Zwar obliege der klagenden, ausgezogenen Mieterin zunächst die Darlegungs- und Beweislast für das Fehlen des Eigenbedarfs. Der Vermieterin obliege dann jedoch die sekundäre Darlegungslast hinsichtlich des nachträglichen Wegfalls des Eigenbedarfs aufgrund der Erkrankung ihres Ehemannes, da es sich hierbei um Vorgänge handele, die der privaten Sphäre der Vermieterin angehören und von denen die ehemalige Mieterin keinerlei Kenntnisse habe und haben könne. In diesen Fällen könne von der Vermieterin das substantiierte Bestreiten der behaupteten Tatsache unter Darlegung der für das Gegenteil sprechenden Tatsachen und Umstände verlangt werden. Unterbleibe die Eigennutzung einer wegen Eigenbedarfs gekündigten Mietwohnung, müsse der auf Schadensersatz in Anspruch genommene Vermieter substantiiert darlegen, weshalb der Eigenbedarf nach Auszug des Mieters weggefallen sei.

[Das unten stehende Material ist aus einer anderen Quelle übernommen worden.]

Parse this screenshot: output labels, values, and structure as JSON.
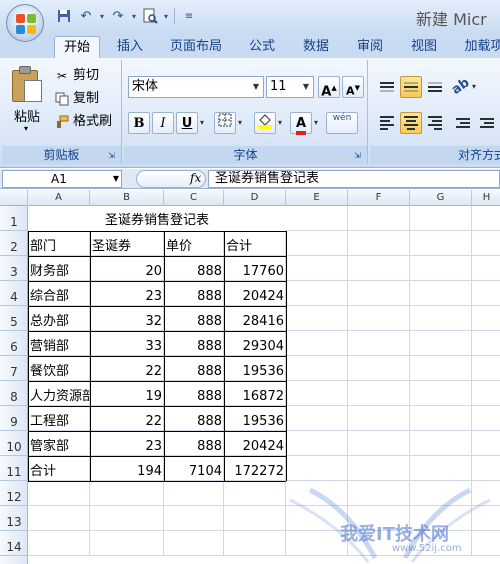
{
  "window": {
    "title": "新建 Micr"
  },
  "tabs": [
    "开始",
    "插入",
    "页面布局",
    "公式",
    "数据",
    "审阅",
    "视图",
    "加载项"
  ],
  "clipboard": {
    "paste": "粘贴",
    "cut": "剪切",
    "copy": "复制",
    "format_painter": "格式刷",
    "group_label": "剪贴板"
  },
  "font": {
    "name": "宋体",
    "size": "11",
    "bold": "B",
    "italic": "I",
    "underline": "U",
    "phonetic": "wén",
    "group_label": "字体"
  },
  "alignment": {
    "group_label": "对齐方式"
  },
  "formula_bar": {
    "cell_ref": "A1",
    "fx": "fx",
    "formula": "圣诞券销售登记表"
  },
  "sheet": {
    "columns": [
      "A",
      "B",
      "C",
      "D",
      "E",
      "F",
      "G",
      "H"
    ],
    "rows": [
      "1",
      "2",
      "3",
      "4",
      "5",
      "6",
      "7",
      "8",
      "9",
      "10",
      "11",
      "12",
      "13",
      "14"
    ],
    "table_title": "圣诞券销售登记表",
    "headers": [
      "部门",
      "圣诞券",
      "单价",
      "合计"
    ],
    "data": [
      [
        "财务部",
        "20",
        "888",
        "17760"
      ],
      [
        "综合部",
        "23",
        "888",
        "20424"
      ],
      [
        "总办部",
        "32",
        "888",
        "28416"
      ],
      [
        "营销部",
        "33",
        "888",
        "29304"
      ],
      [
        "餐饮部",
        "22",
        "888",
        "19536"
      ],
      [
        "人力资源部",
        "19",
        "888",
        "16872"
      ],
      [
        "工程部",
        "22",
        "888",
        "19536"
      ],
      [
        "管家部",
        "23",
        "888",
        "20424"
      ]
    ],
    "total": [
      "合计",
      "194",
      "7104",
      "172272"
    ]
  },
  "watermark": {
    "text": "我爱IT技术网",
    "url": "www.52ij.com"
  }
}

Die Vermieterin habe vorgetragen, der für Mitte 2017 geplante Umzug in die streitgegenständliche Wohnung habe verschoben werden müssen, da ihr in den USA lebender Ehemann erkrankt sei und der Pflege der Beklagten bedürfe. Dies sei von der ehemaligen Mieterin mit Nichtwissen bestritten worden. Es fehle – trotz richterlichen Hinweises – insbesondere ein substantiierter Vortrag dazu, wann der Ehemann der Beklagten erkrankte, da im Falle des Wegfalls des Eigenbedarfs vor Ablauf der Kündigungsfrist eine Mitteilungspflicht gegenüber der Klägerin bestanden hätte. Ebenso sei nicht hinreichend dargelegt worden, inwieweit die Erkrankung derart schwerwiegend sei, dass der Ehemann der Pflege der Beklagten bedürfe, sodass der geplante Umzug der Vermieterin nicht realisiert werden konnte. Die Vermieterin habe die Pflichtverletzung nach der Vermutung des § 280 Abs. 1 BGB auch zu vertreten. Sie habe sich insofern auch nicht entlasten können.
Die Schadenshöhe von 7.646,20 Euro sei von der Mieterin schlüssig dargetan und von der Vermieterseite nicht bestritten worden. Sie macht Umzugskosten in Höhe von 1.166,20 Euro geltend sowie die Mietdifferenz zwischen der streitgegenständlichen und der nunmehr von der Mieterin bewohnten Wohnung für 24 Monate in Höhe von 6.480 Euro geltend. Die Wohnungen seien hinsichtlich Größe, Lage und Ausstattung vergleichbar. Die Kaltmiete der neuen Wohnung sei jedoch um 270 Euro höher als in der streitgegenständlichen Wohnung. Ein solcher Anspruch auf Erstattung der Mietdifferenz könne jedoch nicht unbegrenzt bestehen, da es im Laufe der Zeit auch zu einer Angleichung der Mieten kommen könne. Insofern erscheine der geltend gemachte Zeitraum von 24 Monaten angemessen.